Georges Cuvier (1769 – 1832), the preeminent naturalist of his time, established extinctions as a recurring event in geologic history, opening up the field of fossil collecting as evidence of changes in the natural world over time. Roderick Murchison (1792 – 1871), extending Cuvier’s work, elaborated the geologic timescale. The Earth’s natural history was no longer considered an immutable product of god’s creation, but an ever-changing product of biological and geologic forces. Antarctica, the unexplored continent, opened up new possibilities.
The heroic yet ultimately unsuccessful expeditions to the South Pole led by Robert Falcon Scott and Ernest Shackleton have entered the Anglocentric lore of ‘great explorers’. The equally heroic and triumphant expedition of Norwegian Roald Amundsen – he arrived at the South Pole by overland journey in December 1911 – received a lukewarm reception in England and the commonwealth nations.
Scott, who died in Antarctica in 1912, has become something of a martyr – overshadowing Amundsen’s victory in the race to the South Pole. News of Amundsen’s triumph was greeted in moderate, measured tones in the British media. Scott, in posterity, was portrayed as the consummate gentleman, playing by the rules.
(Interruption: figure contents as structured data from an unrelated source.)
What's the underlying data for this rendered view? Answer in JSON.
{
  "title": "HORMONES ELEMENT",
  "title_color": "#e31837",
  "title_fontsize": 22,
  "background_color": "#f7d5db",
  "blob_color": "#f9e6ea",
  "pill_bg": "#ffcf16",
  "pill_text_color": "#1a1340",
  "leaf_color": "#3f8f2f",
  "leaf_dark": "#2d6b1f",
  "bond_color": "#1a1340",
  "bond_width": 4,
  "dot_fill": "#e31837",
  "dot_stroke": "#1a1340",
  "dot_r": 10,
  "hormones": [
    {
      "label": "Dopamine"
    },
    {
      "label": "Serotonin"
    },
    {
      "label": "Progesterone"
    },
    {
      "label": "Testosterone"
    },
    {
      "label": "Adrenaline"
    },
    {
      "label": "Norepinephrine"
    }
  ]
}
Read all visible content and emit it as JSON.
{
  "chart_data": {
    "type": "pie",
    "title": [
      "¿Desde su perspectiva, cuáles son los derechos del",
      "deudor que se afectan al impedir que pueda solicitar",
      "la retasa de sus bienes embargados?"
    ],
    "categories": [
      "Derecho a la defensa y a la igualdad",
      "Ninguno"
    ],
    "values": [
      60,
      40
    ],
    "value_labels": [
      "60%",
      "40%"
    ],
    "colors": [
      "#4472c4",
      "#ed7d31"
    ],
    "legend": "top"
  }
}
Amundsen, by contrast, had unfair advantages, according to the English media establishment. Amundsen used dogs for haulage, unlike Scott who relied on ponies. Dogs do not have sweat glands, making them more resilient in the harsh cold weather, it was opined. In the case of Shackleton, his courage and endurance is emphasised – and his personality is humanised with descriptions of his ‘heartbreak’ at seeing his beloved ship, Endurance, sink into the icy waters.
It is time to enforce international treaty obligations in protecting the Antarctic environment. As for Captain Cook – his statue belongs in a museum.